Any number of conditions precludes the tiny magnolia we planted behind our house last year from becoming the sixty-foot magnolia I imagine shading the wisteria house. It will never be a behemoth: it is too cold here, the soil is not quite right, and it is a “Little Gem” variety, a beautiful tree, but not a large one. Thomas Jefferson wanted to grow, in this part of Virginia where magnolias do not grow to great heights, a special type of rice that could thrive in the dry upland soil. His idea never really took off, and instead we have apple orchards and cornfields and endless tall grass ready to be made into hay. As the land gets flatter to the south and the east, little white houses with wraparound porches are planted in the center of endless green soybean fields, undulating piles of earth wrangled into efficient, though not explosive, cultivation. Virginia is no hothouse for horticulture: I sometimes think of how quickly our magnolia tree might grow in Brazil, or even in Mississippi or Alabama, how fast it would spring up, dwarfing the rose bushes it sits beside. The red soil of our part of Virginia, though, loves those rose bushes, which sit in beds lined by rocks my grandfather carved out with a shovel some twenty years ago. Two hundred years ago, my ancestors dug into that same soil, trying to scrape out a life with crops that struggled in the rising foothills studded with patches of rock. I know there should be a story from this, from this collision of tradition and rose bushes, rock removal across hundreds of years. The confines of the house I imagine, the house of Faulkner and wisteria and of brokenness and struggle, should be acquiescent to a story of family, my family — but they are not.

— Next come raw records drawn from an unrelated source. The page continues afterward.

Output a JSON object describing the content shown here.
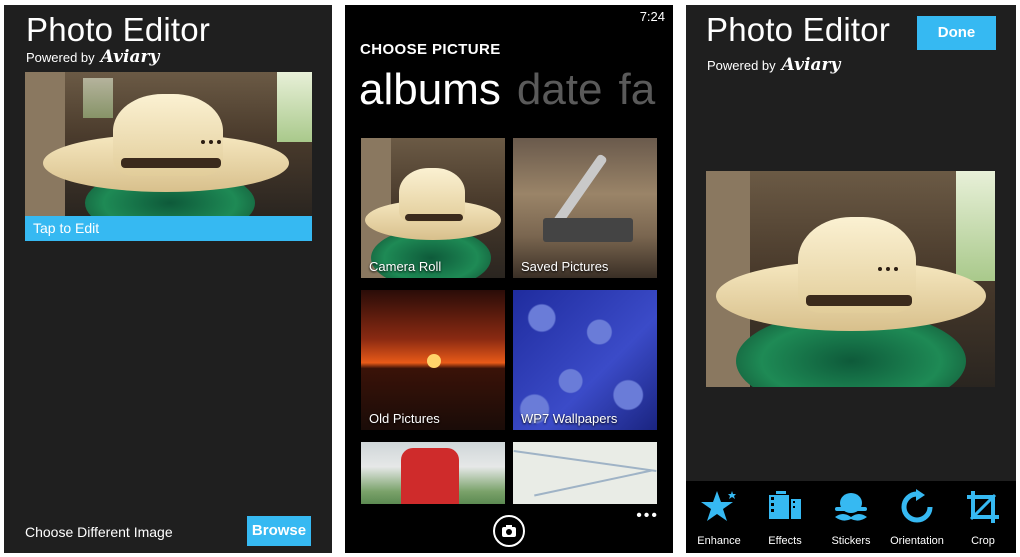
{
  "screen1": {
    "title": "Photo Editor",
    "powered_by": "Powered by",
    "brand": "Aviary",
    "tap_to_edit": "Tap to Edit",
    "choose_different": "Choose Different Image",
    "browse_label": "Browse"
  },
  "screen2": {
    "time": "7:24",
    "heading": "CHOOSE PICTURE",
    "pivot": {
      "active": "albums",
      "next1": "date",
      "next2": "fa"
    },
    "albums": [
      {
        "label": "Camera Roll"
      },
      {
        "label": "Saved Pictures"
      },
      {
        "label": "Old Pictures"
      },
      {
        "label": "WP7 Wallpapers"
      }
    ],
    "more_dots": "•••"
  },
  "screen3": {
    "title": "Photo Editor",
    "powered_by": "Powered by",
    "brand": "Aviary",
    "done_label": "Done",
    "tools": [
      {
        "label": "Enhance",
        "icon": "star-icon"
      },
      {
        "label": "Effects",
        "icon": "film-icon"
      },
      {
        "label": "Stickers",
        "icon": "mustache-hat-icon"
      },
      {
        "label": "Orientation",
        "icon": "rotate-icon"
      },
      {
        "label": "Crop",
        "icon": "crop-icon"
      }
    ]
  },
  "colors": {
    "accent": "#36b9f2",
    "panel_bg": "#1f1f1f",
    "black": "#000000",
    "text": "#ffffff"
  }
}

This summer, I tried to write a story about my family inside the little white house covered in wisteria and redolent of Faulkner’s deep dark Mississippi. My grandmother went to boarding school when she was eight years old. Initially, I tried to wrangle this starting point into the house. When my story failed to crystallize, when my characters and their motivations and interiority and struggle necessary for the story to have any weight or purpose did not materialize, I moved my story outside the house, ignoring my own rule. I began to write in earnest anyways: my story began in a convent school with French nuns, and then traveled to present day Virginia. It ended three terrible pages later: inside or outside the house, I simply couldn’t put our lives together, nor could I take them apart, piece-by-piece. I was too close to the action — perhaps knowing and loving someone deeply means that in some way you cannot subject them to the inevitable reality, the inevitable breaking down of self, the reduction to character from person, that the wisteria house insists upon. Lives are difficult to parse when they are so well connected to your own, when they dictate your own living so entirely. I could not appreciate them, our lives, in the way that wisteria does — wisteria climbs, furrows into slowly decaying walls. Our azaleas do not do this: they are still. They cover the peeling paint.